With the MSH fellowship, I conducted fieldwork in Brazil as part of my doctoral dissertation project in anthropology. For my PhD project, I conducted ethnographic research in a coral conservation laboratory at a public university in Porto Alegre, Brazil. As the main methodology in sociocultural anthropology, my ethnography included interviews, participant observation, and fieldwork notes. The laboratory I am researching is implementing a pioneering project on cryopreservation and in vitro reproduction for Brazilian endemic corals. The project’s goal is to store coral gametes in extreme low temperature (-371F) in liquid nitrogen. The technique allows scientists to preserve intact the gametes for future in vitro reproduction in the laboratory.

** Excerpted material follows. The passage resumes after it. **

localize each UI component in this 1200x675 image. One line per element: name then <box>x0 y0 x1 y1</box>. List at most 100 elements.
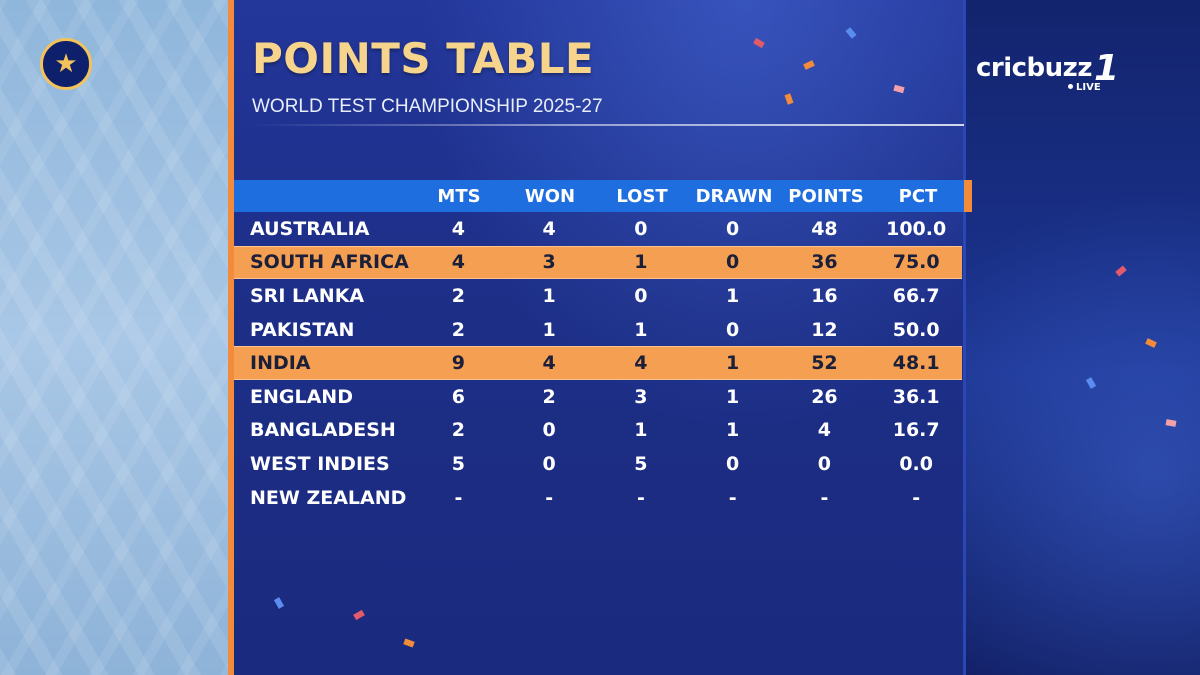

As the climate crisis advances, coral reefs have been particularly affected. The increase in temperature and acidification of the waters makes it difficult for the limestone skeletons of corals to form. It also causes symbiotic algae to be expelled, making feeding for these animals almost impossible. Coral reefs are fundamental for marine reproduction, and it is estimated that 25% of marine life depends on these environments for reproduction, food, and shelter. Scientists worldwide are trying to create biobanks for coral gametes to cryopreserve them, with the hope of reproducing corals while maintaining genetic diversity, both across species and within the same species.

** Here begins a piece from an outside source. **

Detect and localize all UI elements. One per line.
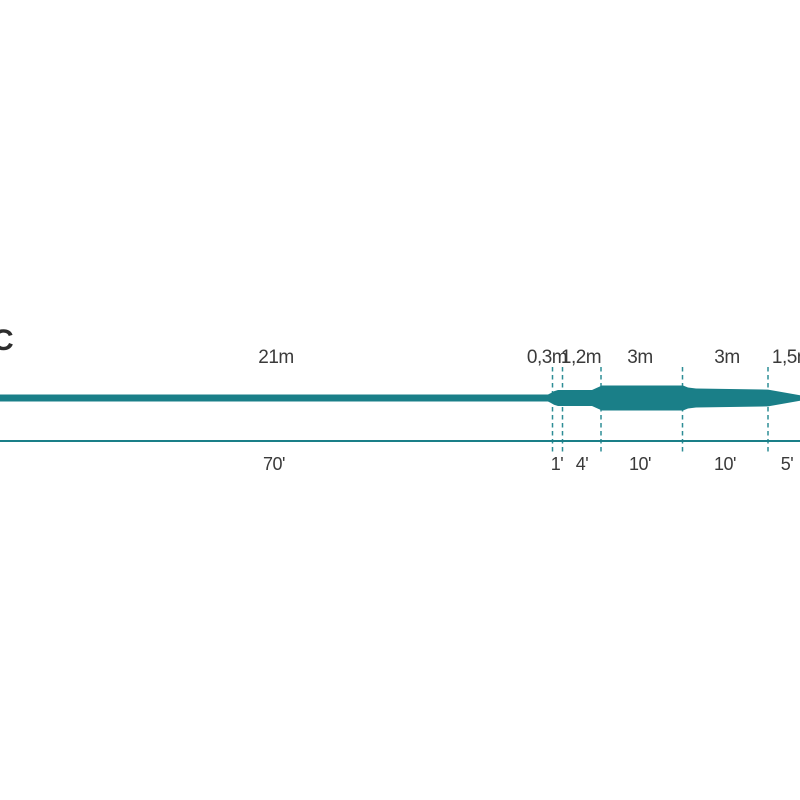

Within the field of coral science, Brazilian scientists and corals are sidelined in international publications and conferences. Even though the country holds the only coral reefs in the South Atlantic Ocean, Brazilian scientists recounted, in our interviews, how they felt marginalized in journal publications and international spaces such as conferences. By following the laboratory routine, I learned about their expectations, the setbacks, and hopes that arise during a research project. Departing from this initial contact with the Brazilian laboratory, my research shifted focus from science produced in the USA—I conducted my first PhD summer fieldwork at a laboratory in California—to its production in Brazil. My questions would now be shaped by the reality of the South American country. In conversation with Science and Technology Studies, I ask: what challenges do researchers face in implementing a cryopreservation system? What kinds of alliances are made within and outside the scientific community to move this project forward in Brazil? Most importantly, my research aims to understand how national ideas about development, science, and nature intertwine in laboratory practice and how scientists envision the impact of their work in Brazilian coral reefs.

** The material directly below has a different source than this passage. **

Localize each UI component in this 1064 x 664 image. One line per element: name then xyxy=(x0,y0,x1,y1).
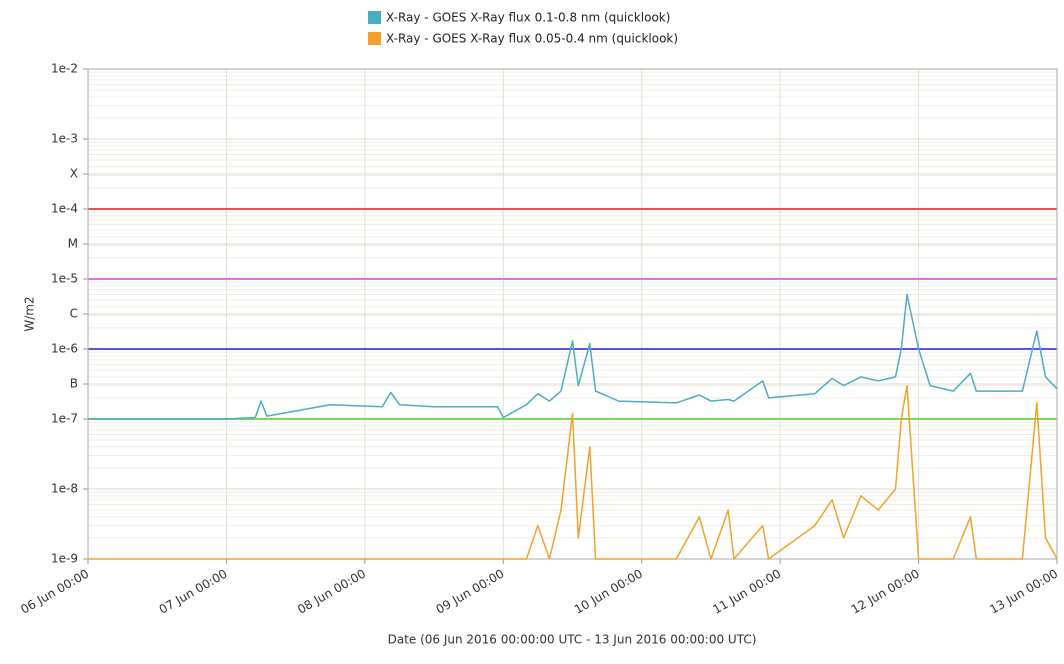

After my fieldwork with coral scientists in Porto Alegre, I traveled to Rio de Janeiro to attend the Latin American and Caribbean Society for Environmental History Conference (SOLCHA). As an anthropologist, attending different talks on the environmental history of Brazil helped me refine the questions my fieldwork experience raised. My experience culminated in participating in the Fiocruz-JHU Winter School, also in Rio de Janeiro, alongside graduate students and professors from both universities. Over two intensive weeks, I attended classes on the history of science and public health at the Fiocruz campus and collaborated on a collective project on central topics in both fields.
The experience provided by the MSH Fellowship was essential to consolidating my PhD project. In addition, it allowed me to contact scholars in the fields of environmental history, public health, and the history of science, strengthening my training as an anthropologist and expanding my theoretical framework.